From 1st April 2013, the Health Secretary no longer has a formal duty to provide comprehensive health care throughout England. This has been replaced by a duty on the new local commissioning groups to arrange provision as they see fit for their area. The Secretary of State’s role, traditionally responsible for comprehensive ‘provision’ in the NHS and politically accountable to the electorate, will have its powers reduced to ‘promotion’. Labour is concerned that the local groups, no longer accountable to the Health Secretary, will lose the current emphasis on universality in the NHS – resulting in a postcode lottery for patients. David Cameron’s re-organisation is removing the N from NHS and paving the way for a postcode lottery writ large. Patients are already seeing hundreds of essential treatments, like cataract operations, restricted or stopped altogether.

Labour will restore the Secretary of State’s duty to provide comprehensive care across the country.

10.  Hospitals set to make more money by prioritising private patients

The NHS re-organisation allows an NHS hospital to earn up to 49% of its income from treating private patients.

Labour is concerned that, in a tight financial climate, some hospitals will end up prioritising generating income from private patients at the expense of NHS patients. As the Government’s own revised impact assessment on the new legislation acknowledged, “there is a risk that private patients may be prioritised above NHS patients resulting in a growth in waiting lists and waiting times for NHS patients” (Department of Health, Health and Social Care Bill 2011: Impact Assessments, September 2011, p64, B.155).

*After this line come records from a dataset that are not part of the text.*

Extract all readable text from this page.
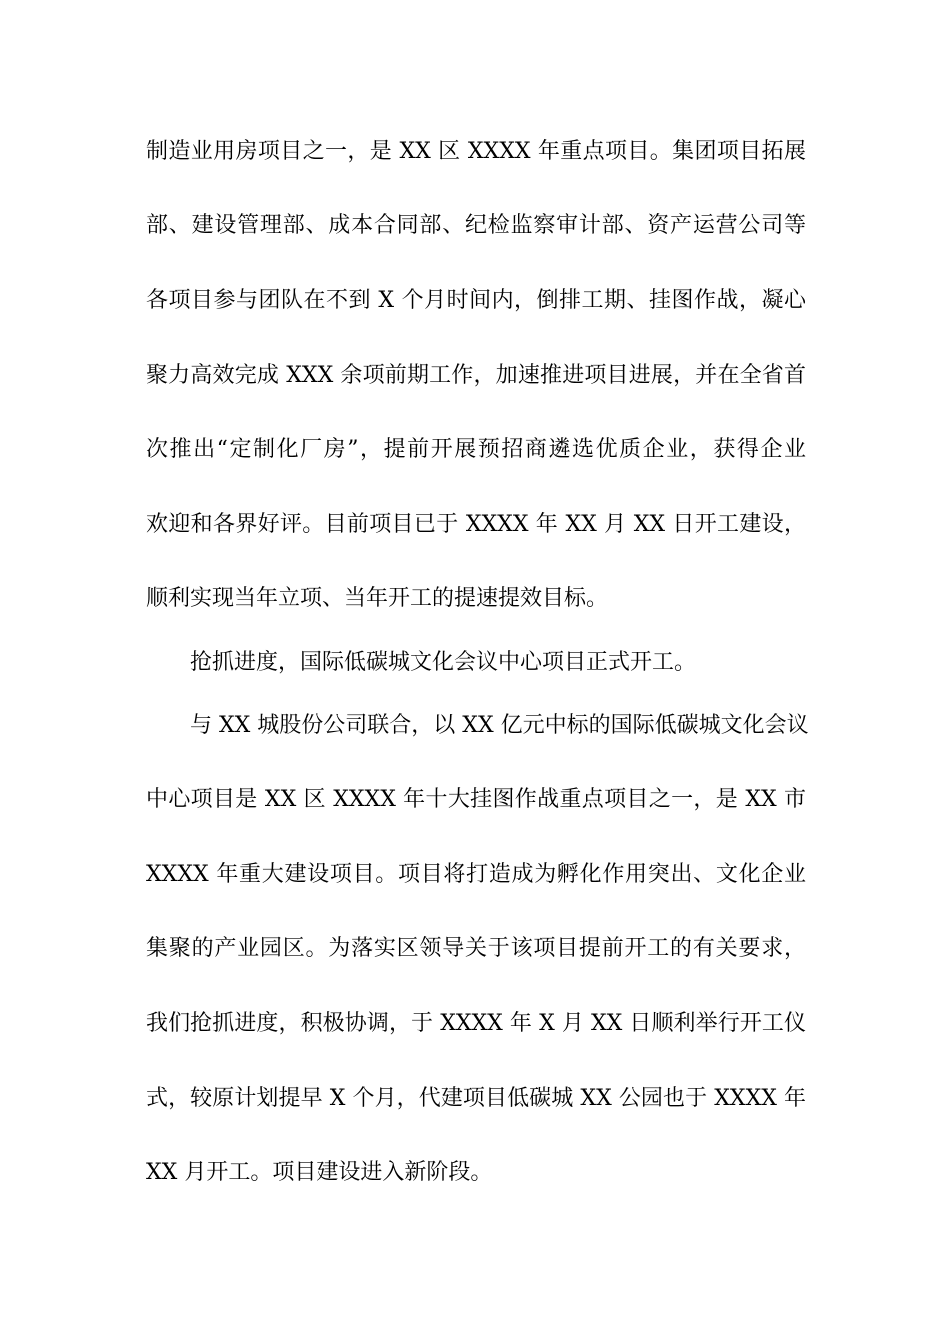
制造业用房项目之一，是 XX 区 XXXX 年重点项目。集团项目拓展
部、建设管理部、成本合同部、纪检监察审计部、资产运营公司等
各项目参与团队在不到 X 个月时间内，倒排工期、挂图作战，凝心
聚力高效完成 XXX 余项前期工作，加速推进项目进展，并在全省首
次推出“定制化厂房”，提前开展预招商遴选优质企业，获得企业
欢迎和各界好评。目前项目已于 XXXX 年 XX 月 XX 日开工建设，
顺利实现当年立项、当年开工的提速提效目标。
抢抓进度，国际低碳城文化会议中心项目正式开工。
与 XX 城股份公司联合，以 XX 亿元中标的国际低碳城文化会议
中心项目是 XX 区 XXXX 年十大挂图作战重点项目之一，是 XX 市
XXXX 年重大建设项目。项目将打造成为孵化作用突出、文化企业
集聚的产业园区。为落实区领导关于该项目提前开工的有关要求，
我们抢抓进度，积极协调，于 XXXX 年 X 月 XX 日顺利举行开工仪
式，较原计划提早 X 个月，代建项目低碳城 XX 公园也于 XXXX 年
XX 月开工。项目建设进入新阶段。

Under Labour, Foundation Trust hospitals were restricted by a cap on their private patient income – typically at 2-3% based on their private patient work in 2003, as Foundation Trusts were created.

The Government has simultaneously squeezed NHS finances and effectively abolished the private income cap – hospitals now have the freedom and incentive to turn over their beds to private patients. A “no bail-outs” rule, where hospitals in financial trouble are allowed to go bust with no Government help, will only encourage this culture.